In general, the gallery encounters the market as another medium or dimension of an artwork. A market is already folded into an artwork through the materials of the artwork and the socio-economic positions of an artist that come to be personified in the “art object”: the work of art produces itself (and its subjects) as an effect of its economy. (Even questions of if, when, how, and where anyone encounters an artwork is already a problem of class-position and consumptive practice.) Without a market, there would not be a lack to sustain an artworks unavoidability—the hole made in the place where it is plucked from.
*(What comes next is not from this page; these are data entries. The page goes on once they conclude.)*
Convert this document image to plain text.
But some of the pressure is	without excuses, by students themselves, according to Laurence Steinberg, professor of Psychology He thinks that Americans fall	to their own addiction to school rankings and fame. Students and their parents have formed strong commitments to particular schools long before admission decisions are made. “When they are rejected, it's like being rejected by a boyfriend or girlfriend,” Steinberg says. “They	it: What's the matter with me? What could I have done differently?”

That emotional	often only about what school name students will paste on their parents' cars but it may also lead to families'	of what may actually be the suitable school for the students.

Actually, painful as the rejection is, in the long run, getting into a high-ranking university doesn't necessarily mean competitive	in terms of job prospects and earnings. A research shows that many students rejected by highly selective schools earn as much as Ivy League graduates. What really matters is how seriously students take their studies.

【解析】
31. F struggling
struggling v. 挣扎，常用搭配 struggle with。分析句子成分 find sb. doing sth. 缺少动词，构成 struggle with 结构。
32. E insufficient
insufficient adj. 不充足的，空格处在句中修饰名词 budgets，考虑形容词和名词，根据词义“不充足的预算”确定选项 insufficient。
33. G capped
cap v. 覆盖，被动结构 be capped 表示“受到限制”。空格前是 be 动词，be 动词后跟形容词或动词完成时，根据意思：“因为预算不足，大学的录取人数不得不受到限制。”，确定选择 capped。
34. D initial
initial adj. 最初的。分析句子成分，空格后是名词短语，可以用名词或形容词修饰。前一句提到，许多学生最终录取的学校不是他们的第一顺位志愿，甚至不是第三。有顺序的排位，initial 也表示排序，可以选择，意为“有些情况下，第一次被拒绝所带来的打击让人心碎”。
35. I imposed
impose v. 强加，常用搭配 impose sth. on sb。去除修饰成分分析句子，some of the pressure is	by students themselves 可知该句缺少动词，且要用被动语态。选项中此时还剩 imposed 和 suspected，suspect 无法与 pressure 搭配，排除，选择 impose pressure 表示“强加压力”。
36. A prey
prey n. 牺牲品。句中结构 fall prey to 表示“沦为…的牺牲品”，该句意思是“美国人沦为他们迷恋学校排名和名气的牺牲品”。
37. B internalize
In the context of art fair exhibitions, Reisig and Taylor Contemporary organizes shows as direct encounters with the market, and therefore as a unique way of facing the public and the economy. As a gallery which aims to focalize the often absent political-economic context of exhibitions as part of the literal material of the gallery-space, it is important that the gallery takes-up the space of an art fair as an opportunity to critically engage the economic structures governing the transaction and circulation of artwork. The gallery takes the context of the market as a question of how artworks circulate and what it means for an artwork to become a financial object that is wholly attached to the work of art (or at least its significance), while also having almost no relation to the object or encounter in itself. Therefore, there is the question of the work of art “before and after” the market—before it becomes something else, somewhere else. This problem-place of vision, desire, object, consumption, and exchange structures the critical formulation of art fair projects.